Para que fique claramente demonstrado este comportamento de nosso Tribunal de Justiça, transcrevo relevantes passagens de algumas decisões:
a) “Uma vez assentado em consentimento mútuo entre as partes, estipulado o objeto contratual e o preço, o negócio se aperfeiçoa validamente, máxime ante o princípio da autonomia da vontade, onde os contratantes têm ampla liberdade para contratar as obrigações e deveres mútuos, que só podem ser invalidados por vícios insanáveis.” (17.ª Câm. Cív., ac 523.323-6, Rel. Des. Stewalt Camargo Filho, j. 27/5/2009)
b) “Ação de revisão contratual. Pretensão de revisão do preço sob o argumento de desproporção entre o preço pactuado e o valor de mercado. Circunstância que não autoriza, por si só, a revisão do contrato. Prevalência da liberdade de contratação nas relações jurídicas. Não caracterização de qualquer vício de vontade que possa macular o contrato celebrado.” (6.ª Câm.

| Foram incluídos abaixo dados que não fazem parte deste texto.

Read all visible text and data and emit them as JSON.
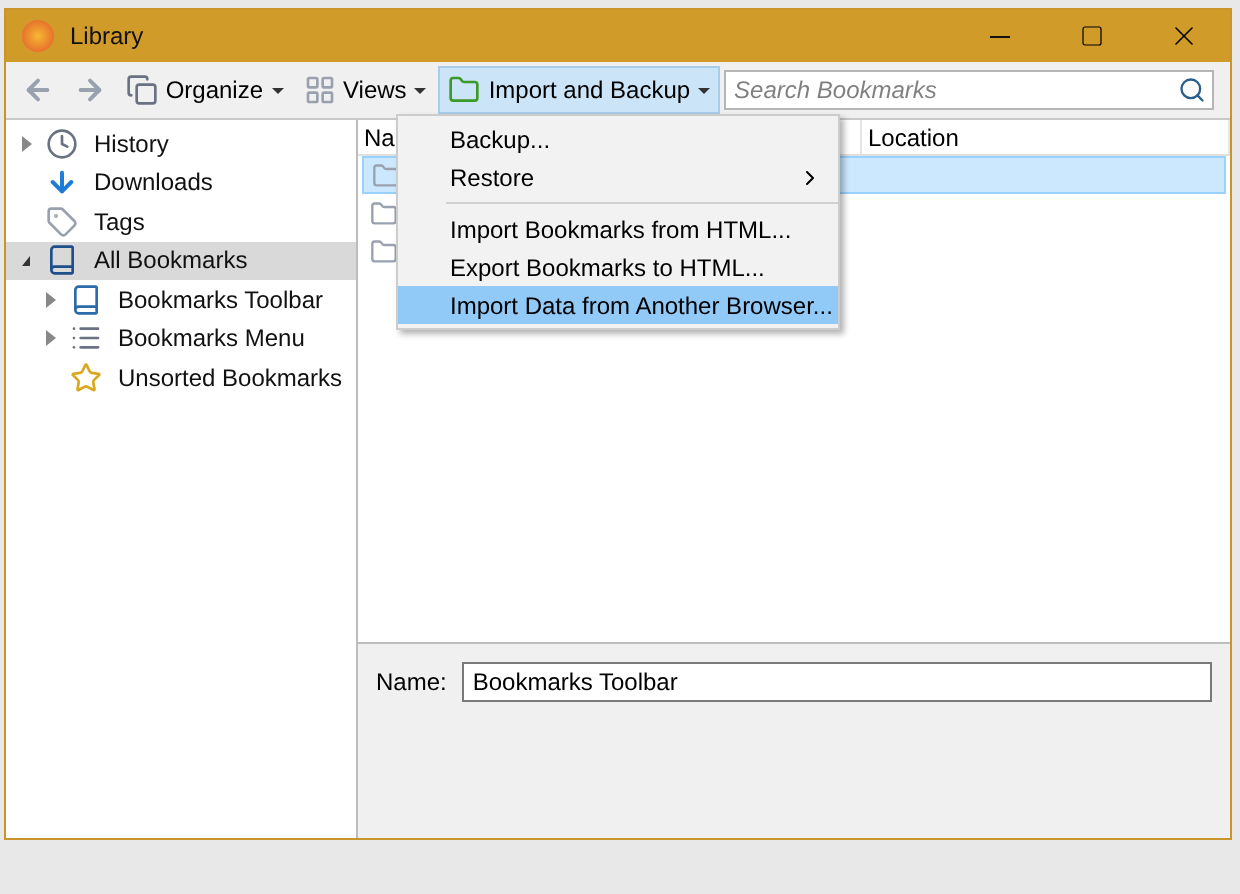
{
  "window": {
    "title": "Library"
  },
  "toolbar": {
    "organize": "Organize",
    "views": "Views",
    "import_backup": "Import and Backup",
    "import_backup_selected": true,
    "search": {
      "placeholder": "Search Bookmarks"
    }
  },
  "sidebar": {
    "items": [
      {
        "label": "History",
        "kind": "history",
        "expanded": false,
        "selected": false
      },
      {
        "label": "Downloads",
        "kind": "downloads",
        "selected": false
      },
      {
        "label": "Tags",
        "kind": "tags",
        "selected": false
      },
      {
        "label": "All Bookmarks",
        "kind": "all",
        "expanded": true,
        "selected": true,
        "children": [
          {
            "label": "Bookmarks Toolbar",
            "kind": "toolbar",
            "expanded": false,
            "selected": false
          },
          {
            "label": "Bookmarks Menu",
            "kind": "menu",
            "expanded": false,
            "selected": false
          },
          {
            "label": "Unsorted Bookmarks",
            "kind": "unsorted",
            "selected": false
          }
        ]
      }
    ]
  },
  "table": {
    "columns": [
      "Na",
      "Location"
    ],
    "rows": [
      {
        "selected": true
      },
      {
        "selected": false
      },
      {
        "selected": false
      }
    ]
  },
  "menu": {
    "items": [
      {
        "label": "Backup...",
        "kind": "item",
        "selected": false
      },
      {
        "label": "Restore",
        "kind": "submenu",
        "selected": false
      },
      {
        "kind": "separator"
      },
      {
        "label": "Import Bookmarks from HTML...",
        "kind": "item",
        "selected": false
      },
      {
        "label": "Export Bookmarks to HTML...",
        "kind": "item",
        "selected": false
      },
      {
        "label": "Import Data from Another Browser...",
        "kind": "item",
        "selected": true
      }
    ]
  },
  "details": {
    "name_label": "Name:",
    "name_value": "Bookmarks Toolbar"
  }
}
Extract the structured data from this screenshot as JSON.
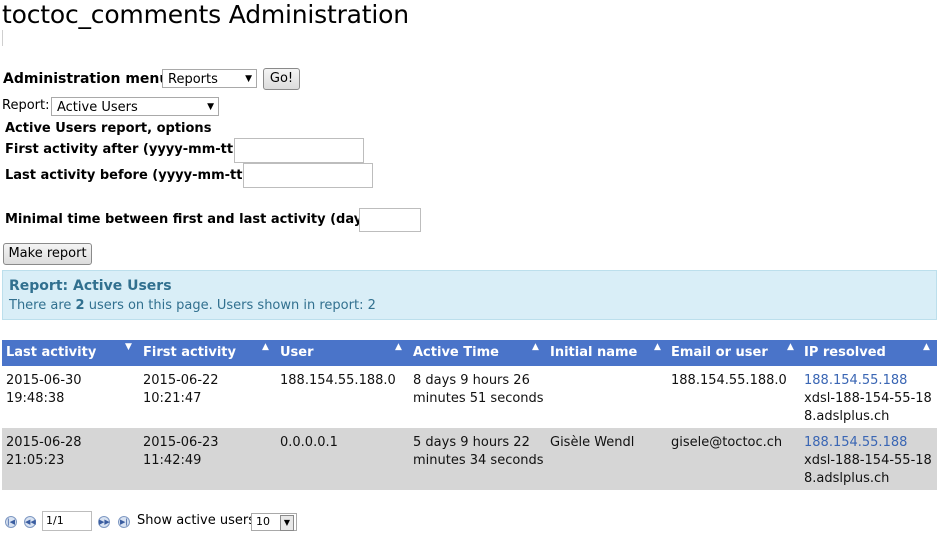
{
  "page_title": "toctoc_comments Administration",
  "admin_menu": {
    "label": "Administration menu",
    "selected": "Reports",
    "go_label": "Go!"
  },
  "report_select": {
    "label": "Report:",
    "selected": "Active Users"
  },
  "options": {
    "heading": "Active Users report, options",
    "first_activity_label": "First activity after (yyyy-mm-tt):",
    "first_activity_value": "",
    "last_activity_label": "Last activity before (yyyy-mm-tt):",
    "last_activity_value": "",
    "min_time_label": "Minimal time between first and last activity (days):",
    "min_time_value": "",
    "make_report_label": "Make report"
  },
  "info": {
    "heading": "Report: Active Users",
    "text_prefix": "There are ",
    "users_count": "2",
    "text_suffix": " users on this page. Users shown in report: 2"
  },
  "table": {
    "columns": [
      "Last activity",
      "First activity",
      "User",
      "Active Time",
      "Initial name",
      "Email or user",
      "IP resolved"
    ],
    "rows": [
      {
        "last_activity": [
          "2015-06-30",
          "19:48:38"
        ],
        "first_activity": [
          "2015-06-22",
          "10:21:47"
        ],
        "user": "188.154.55.188.0",
        "active_time": [
          "8 days 9 hours 26",
          "minutes 51 seconds"
        ],
        "initial_name": "",
        "email": "188.154.55.188.0",
        "ip": "188.154.55.188",
        "host": [
          "xdsl-188-154-55-18",
          "8.adslplus.ch"
        ]
      },
      {
        "last_activity": [
          "2015-06-28",
          "21:05:23"
        ],
        "first_activity": [
          "2015-06-23",
          "11:42:49"
        ],
        "user": "0.0.0.0.1",
        "active_time": [
          "5 days 9 hours 22",
          "minutes 34 seconds"
        ],
        "initial_name": "Gisèle Wendl",
        "email": "gisele@toctoc.ch",
        "ip": "188.154.55.188",
        "host": [
          "xdsl-188-154-55-18",
          "8.adslplus.ch"
        ]
      }
    ]
  },
  "pager": {
    "page_value": "1/1",
    "show_label": "Show active users",
    "per_page": "10",
    "icons": [
      "first-page-icon",
      "prev-page-icon",
      "next-page-icon",
      "last-page-icon"
    ]
  },
  "colors": {
    "header_bg": "#4a74c9",
    "info_bg": "#d9eef7",
    "info_text": "#31708f",
    "link": "#3a66b4",
    "alt_row": "#d6d6d6"
  }
}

Cív., ac 573.363-5, Rel. Des. Ana Lúcia Lourenço, j. 19/5/2009)
c) “O preço do bem imóvel, livremente pactuado pelas partes, sem a presença de qualquer vício de consentimento, albergado pelo princípio do pacta sunt servanda, faz lei entre as partes, não podendo ser alterado por vontade unilateral de um dos contratantes.” (7.ª Câm. Cív., ac 565.844-0, Rel. Des. Ruy Francisco Thomaz, j. 5/5/2009)
d) “O preço, nos contratos de compra e venda, é resultado de convenção entre as partes e não pode ser objeto de intervenção do Judiciário.” (6.ª Câm. Cív., ac 564.071-3, Rel. Des. Prestes Mattar, j. 28/4/2009)
e) “Não há justificativa para revisão de cláusula contratual que estipula preço da coisa, elemento essencial da avença, em nome da segurança das relações jurídicas.” (18.ª Câm. Cív., ac 504.466-4, Rel. Des. Luis Espíndola, j. 14/1/2009)
Ao assim julgar, o Tribunal de Justiça do Paraná abandona as simplificações tão comuns quanto à forma de aplicação dos princípios contratuais contemporâneos. E assim permite a formação de um ambiente com maior segurança jurídica, fator essencial ao desenvolvimento econômico do país.
Para além do fator econômico, cumpre destacar a correção dos fundamentos jurídicos utilizados em tais julgados. Parte-se de premissa de que o preço é elemento central do negócio, mostrando-se de fácil compreensão de análise direta. Não haveria se cogitar, assim, de uma compreensão incompleta na realização do negócio. Objeto e preço são claramente definidos. Se há vício quanto ao objeto, encontra-se no direito civil uma série de princípios e postulados que permitem a recomposição dos danos. Mas, não demonstrado vício no objeto, a simples pretensão de revisão do preço toma a forma de arrependimento. E o fato do arrependimento não pode dar ensejo à revisão dos contratos, sob pena de estes nada valerem.
Ou seja: cabe à parte demonstrar efetivamente um vício de vontade que vá além do arrependimento. Contudo, a eventual demonstração de vício de vontade não levaria à revisão do preço ajustado, mas sim à anulação do contrato. Não haveria, assim, possibilidade lógica e jurídica de se impor o pagamento de um preço adicional, não contratado, à outra parte.
Em suma: se não há vício, mas simples arrependimento, inexiste fundamento jurídico para a revisão de contratos no tocante ao preço, elemento essencial do contrato a respeito do qual evidentemente houve expresso assentimento das partes. Elemento central da lide na grande maioria das ações de revisão de contratos firmados entre particulares.
Se se autorizasse a revisão dos contratos com a amplitude pretendida por parte da doutrina, haveria uma elevação de riscos tão significativa que muitos negócios jurídicos simplesmente deixariam de ser feitos, em razão de uma elevação dos custos de transação inviável a uma ou a ambas as partes.
Mesmo que o princípio da pacta sunt servanda não tenha aplicação absoluta, e ainda que todas as justas homenagens sejam prestadas aos princípios da função social e da boa-fé objetiva, os cidadãos devem ter o respaldo do Judiciário para que seja criado um ambiente de segurança quanto ao cumprimento das obrigações. E o Tribunal de Justiça paranaense caminha bem neste campo.